The simple task of scraping a webpage or social media posts and comments could amount to the reporter becoming a data controller, subject to compliance with the national data protection laws. Although the NDPA still subjects data processing by journalists to a public interest exemption, the use of AI tools in the mix puts it in a tricky position. The tool not only automates data processing, which should require special permissions, but the journalist also can’t totally ensure the principles of data protection regarding purpose and storage limitations. These principles ensure that the processing of collected data is only for the identified purpose and is stored only for the required time.

The last vulnerability point is in refining the first draft with AI. A human editor ideally provides a critical security check, identifying details that might inadvertently expose a source or place the reporter in danger. An AI is optimised for clarity and flow, not for the security of its user. By feeding it the draft, the reporter has revealed the entire story arc, the specific evidence being used, and the final angle of the investigation to the AI model before publication.

More Security Risks to Journalists

The security risks are not limited to the data of a single story; they extend to the journalist, too. AI tools are designed to learn from user interaction to customise the experience. With consistent use of an AI tool for journalistic work, it builds a detailed profile of you to serve you better. It learns you’re an investigative journalist, what topics you specialise in (e.g., political corruption, security sector abuses), the regions you focus on, and even your style of inquiry. This is a real security risk.

Every prompt, communicating your core ideas, methodologies, and lines of investigation to an AI assistant, creates a detailed digital footprint of your work. This is accessible to the AI company and potentially to others through legal requests or data breaches.

AI companies are not known for championing privacy principles, nor are they immune to security breaches. Even advanced and high-profile LLMs like  Grok AI and Meta AI recently had private chats of users leak to the public. OpenAI has also faced several breach incidents.

 OpenAI CEO Sam Altman’s recent warning of ChatGPT’s lack of legal confidentiality is a good reminder that a government wanting to monitor an investigative journalist could simply issue a legal request to the AI company for the journalist’s entire history, instead of a complex cyberattack, which could still be used. 

In an era of digital surveillance and an environment where a journalist’s work can place them at risk of targeted attacks and forced disappearance, these represent a significant personal security threat.

These valid concerns are still aside from the growing cybersecurity threat surrounding AI use. AI user-targeted cyber attacks keep growing by the day, especially with the advent of AI agents. From model poisoning to prompt injection attacks and outright agent hijacking

Way forward for more security in AI-assisted reporting

 

Obviously, the solution to all these security and privacy risks is not to abandon the use of AI tools in reporting tasks but to approach them with a new level of critical awareness and sense of security. 

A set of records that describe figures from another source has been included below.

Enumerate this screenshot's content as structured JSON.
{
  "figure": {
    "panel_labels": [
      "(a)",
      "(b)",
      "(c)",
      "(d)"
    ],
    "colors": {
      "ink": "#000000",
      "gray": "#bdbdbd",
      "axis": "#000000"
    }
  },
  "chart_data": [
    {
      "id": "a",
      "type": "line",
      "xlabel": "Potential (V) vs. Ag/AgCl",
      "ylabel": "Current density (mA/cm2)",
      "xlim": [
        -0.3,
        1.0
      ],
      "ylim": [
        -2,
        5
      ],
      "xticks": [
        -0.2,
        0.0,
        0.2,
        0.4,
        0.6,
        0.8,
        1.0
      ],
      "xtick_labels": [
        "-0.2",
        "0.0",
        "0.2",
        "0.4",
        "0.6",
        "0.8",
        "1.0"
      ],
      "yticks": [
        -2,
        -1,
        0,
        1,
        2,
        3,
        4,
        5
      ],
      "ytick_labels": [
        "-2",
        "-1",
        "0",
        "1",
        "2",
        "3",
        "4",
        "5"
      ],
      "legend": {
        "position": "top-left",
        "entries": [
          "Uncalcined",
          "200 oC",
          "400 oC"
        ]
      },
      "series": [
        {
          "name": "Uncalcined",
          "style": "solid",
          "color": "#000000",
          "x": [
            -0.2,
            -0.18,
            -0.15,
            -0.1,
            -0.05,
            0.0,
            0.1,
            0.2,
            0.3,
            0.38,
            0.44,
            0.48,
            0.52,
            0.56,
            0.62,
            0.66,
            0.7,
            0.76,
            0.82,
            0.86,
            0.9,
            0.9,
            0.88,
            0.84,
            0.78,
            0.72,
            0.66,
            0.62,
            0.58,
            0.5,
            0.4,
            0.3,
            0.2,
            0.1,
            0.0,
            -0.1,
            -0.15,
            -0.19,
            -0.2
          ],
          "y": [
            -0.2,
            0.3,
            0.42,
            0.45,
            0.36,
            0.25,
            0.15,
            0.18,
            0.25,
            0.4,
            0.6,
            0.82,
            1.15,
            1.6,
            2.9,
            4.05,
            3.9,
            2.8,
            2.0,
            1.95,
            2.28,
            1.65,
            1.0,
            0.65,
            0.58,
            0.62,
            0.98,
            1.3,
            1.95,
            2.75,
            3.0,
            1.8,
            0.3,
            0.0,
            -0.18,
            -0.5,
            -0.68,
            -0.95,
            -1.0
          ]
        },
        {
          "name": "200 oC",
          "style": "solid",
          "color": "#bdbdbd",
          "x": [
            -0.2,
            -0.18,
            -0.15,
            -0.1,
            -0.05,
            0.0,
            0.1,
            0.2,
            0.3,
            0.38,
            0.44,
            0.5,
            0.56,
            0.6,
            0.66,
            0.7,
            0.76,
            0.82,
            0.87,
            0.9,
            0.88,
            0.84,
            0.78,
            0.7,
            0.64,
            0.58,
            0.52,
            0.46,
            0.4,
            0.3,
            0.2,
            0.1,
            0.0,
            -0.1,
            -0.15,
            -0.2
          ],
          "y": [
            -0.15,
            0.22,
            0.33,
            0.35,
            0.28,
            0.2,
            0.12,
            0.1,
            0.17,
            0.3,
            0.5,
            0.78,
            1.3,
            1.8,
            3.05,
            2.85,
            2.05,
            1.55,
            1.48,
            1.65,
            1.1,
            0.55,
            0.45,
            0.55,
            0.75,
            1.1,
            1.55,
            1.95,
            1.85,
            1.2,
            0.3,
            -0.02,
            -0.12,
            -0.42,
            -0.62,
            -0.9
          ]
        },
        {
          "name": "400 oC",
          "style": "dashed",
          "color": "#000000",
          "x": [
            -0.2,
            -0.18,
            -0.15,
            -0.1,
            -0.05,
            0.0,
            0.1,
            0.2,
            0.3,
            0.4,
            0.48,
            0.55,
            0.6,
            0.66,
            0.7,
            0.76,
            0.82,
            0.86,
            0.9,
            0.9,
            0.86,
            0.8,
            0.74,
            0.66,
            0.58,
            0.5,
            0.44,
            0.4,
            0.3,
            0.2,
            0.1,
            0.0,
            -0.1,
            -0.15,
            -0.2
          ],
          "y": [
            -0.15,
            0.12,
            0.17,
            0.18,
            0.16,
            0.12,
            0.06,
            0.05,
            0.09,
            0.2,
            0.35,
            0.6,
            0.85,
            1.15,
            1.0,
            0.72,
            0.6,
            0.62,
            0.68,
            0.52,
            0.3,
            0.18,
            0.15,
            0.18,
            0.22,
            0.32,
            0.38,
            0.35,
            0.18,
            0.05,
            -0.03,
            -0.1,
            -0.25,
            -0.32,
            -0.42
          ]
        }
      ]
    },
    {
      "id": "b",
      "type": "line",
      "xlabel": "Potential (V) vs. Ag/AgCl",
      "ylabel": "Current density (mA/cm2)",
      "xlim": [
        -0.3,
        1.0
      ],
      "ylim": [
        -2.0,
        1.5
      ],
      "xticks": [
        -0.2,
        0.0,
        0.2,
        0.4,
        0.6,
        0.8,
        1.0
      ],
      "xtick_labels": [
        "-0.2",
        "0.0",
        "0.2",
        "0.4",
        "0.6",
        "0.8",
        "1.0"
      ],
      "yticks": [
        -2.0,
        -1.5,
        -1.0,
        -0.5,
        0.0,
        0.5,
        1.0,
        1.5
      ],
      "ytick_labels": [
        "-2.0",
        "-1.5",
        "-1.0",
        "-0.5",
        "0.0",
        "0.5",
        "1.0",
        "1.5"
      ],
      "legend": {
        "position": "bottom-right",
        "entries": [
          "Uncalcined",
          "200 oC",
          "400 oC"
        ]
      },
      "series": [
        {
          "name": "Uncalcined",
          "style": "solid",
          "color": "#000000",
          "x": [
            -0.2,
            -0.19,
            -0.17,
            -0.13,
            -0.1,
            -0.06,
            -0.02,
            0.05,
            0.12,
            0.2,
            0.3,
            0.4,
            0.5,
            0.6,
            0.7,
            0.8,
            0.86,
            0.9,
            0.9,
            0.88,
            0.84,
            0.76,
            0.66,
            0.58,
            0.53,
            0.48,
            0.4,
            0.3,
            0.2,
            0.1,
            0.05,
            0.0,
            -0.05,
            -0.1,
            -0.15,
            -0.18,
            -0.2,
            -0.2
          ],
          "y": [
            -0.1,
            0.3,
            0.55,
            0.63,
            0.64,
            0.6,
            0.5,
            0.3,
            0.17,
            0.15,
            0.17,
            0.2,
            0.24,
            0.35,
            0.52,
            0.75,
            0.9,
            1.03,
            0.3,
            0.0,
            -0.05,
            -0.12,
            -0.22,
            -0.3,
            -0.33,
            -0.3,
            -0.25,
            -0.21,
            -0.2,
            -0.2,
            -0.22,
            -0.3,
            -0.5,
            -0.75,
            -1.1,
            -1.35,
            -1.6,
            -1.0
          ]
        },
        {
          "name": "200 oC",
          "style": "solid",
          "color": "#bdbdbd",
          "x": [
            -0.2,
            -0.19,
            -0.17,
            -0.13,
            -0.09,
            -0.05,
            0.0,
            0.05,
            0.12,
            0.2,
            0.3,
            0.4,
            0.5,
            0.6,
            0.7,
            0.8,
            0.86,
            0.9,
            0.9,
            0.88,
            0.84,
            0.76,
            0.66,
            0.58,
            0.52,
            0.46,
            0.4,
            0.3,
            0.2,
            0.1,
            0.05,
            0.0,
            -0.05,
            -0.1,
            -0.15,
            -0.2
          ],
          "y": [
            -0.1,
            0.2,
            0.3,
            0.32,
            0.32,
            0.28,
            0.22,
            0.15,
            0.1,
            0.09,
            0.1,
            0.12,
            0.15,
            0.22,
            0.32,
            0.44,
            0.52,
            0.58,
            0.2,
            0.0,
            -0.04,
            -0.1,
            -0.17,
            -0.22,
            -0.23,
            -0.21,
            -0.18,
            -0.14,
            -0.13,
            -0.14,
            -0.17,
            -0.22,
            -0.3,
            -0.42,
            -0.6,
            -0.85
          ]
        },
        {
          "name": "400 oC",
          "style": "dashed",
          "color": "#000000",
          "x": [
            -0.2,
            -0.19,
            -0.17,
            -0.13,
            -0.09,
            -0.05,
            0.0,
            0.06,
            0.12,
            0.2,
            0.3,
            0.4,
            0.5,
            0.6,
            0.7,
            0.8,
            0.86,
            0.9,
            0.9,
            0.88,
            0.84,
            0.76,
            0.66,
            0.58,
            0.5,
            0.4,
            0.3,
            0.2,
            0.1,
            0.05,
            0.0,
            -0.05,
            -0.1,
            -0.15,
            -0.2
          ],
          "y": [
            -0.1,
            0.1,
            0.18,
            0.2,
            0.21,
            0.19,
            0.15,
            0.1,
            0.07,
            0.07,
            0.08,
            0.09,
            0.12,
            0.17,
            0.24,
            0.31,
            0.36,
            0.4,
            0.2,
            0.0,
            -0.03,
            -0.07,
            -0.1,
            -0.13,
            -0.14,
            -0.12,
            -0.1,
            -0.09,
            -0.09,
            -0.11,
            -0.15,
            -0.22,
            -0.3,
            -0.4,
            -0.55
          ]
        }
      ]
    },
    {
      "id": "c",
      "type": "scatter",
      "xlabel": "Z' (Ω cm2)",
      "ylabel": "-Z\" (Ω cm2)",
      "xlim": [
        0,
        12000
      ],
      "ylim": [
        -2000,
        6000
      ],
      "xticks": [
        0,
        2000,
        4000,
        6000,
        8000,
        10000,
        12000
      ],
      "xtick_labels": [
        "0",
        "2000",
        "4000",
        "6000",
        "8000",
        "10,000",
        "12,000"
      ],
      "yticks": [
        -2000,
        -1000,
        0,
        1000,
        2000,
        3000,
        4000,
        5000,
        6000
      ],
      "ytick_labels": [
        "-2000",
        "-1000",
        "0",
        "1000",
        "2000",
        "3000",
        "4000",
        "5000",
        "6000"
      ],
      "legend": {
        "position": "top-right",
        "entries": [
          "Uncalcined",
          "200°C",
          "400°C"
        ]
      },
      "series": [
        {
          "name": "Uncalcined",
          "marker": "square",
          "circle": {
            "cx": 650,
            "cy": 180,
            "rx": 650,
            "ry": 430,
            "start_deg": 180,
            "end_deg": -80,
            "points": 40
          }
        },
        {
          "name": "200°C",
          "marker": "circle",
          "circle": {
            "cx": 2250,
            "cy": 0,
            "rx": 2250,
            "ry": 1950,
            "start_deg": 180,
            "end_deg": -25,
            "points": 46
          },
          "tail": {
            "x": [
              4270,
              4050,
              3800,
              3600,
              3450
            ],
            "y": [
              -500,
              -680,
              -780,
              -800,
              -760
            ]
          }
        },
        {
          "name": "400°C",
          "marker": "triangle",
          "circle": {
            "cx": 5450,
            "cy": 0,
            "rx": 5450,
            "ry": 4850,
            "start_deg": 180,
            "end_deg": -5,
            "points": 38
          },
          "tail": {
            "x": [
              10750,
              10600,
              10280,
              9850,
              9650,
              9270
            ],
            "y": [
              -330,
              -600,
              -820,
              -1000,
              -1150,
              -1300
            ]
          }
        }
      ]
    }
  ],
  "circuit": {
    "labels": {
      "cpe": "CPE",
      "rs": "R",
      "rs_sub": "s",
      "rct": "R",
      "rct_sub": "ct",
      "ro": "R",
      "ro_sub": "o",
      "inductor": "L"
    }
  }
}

Journalists need to stop using just any AI tools without caution and continuously relearn what data security and privacy risks are involved in the use of any of the AI tools they would be adopting in their workflow, whether individually or as an organisation. They should also be armed with the knowledge of how to mitigate these risks.

Every tool to be used should be screened to ensure it has a reasonable level of security, and any task within a reporting workflow should be assessed for security impact before deciding to use AI assistants for it. 

Journalists and newsrooms also need to refer to the foundations of digital security to protect themselves against digital surveillance brought about by the use of digital and AI reporting tools.

Ultimately, we must view data security in AI-assisted reporting not as a technical chore but as a core journalistic ethic, essential for protecting our sources, our credibility, and the integrity of our work.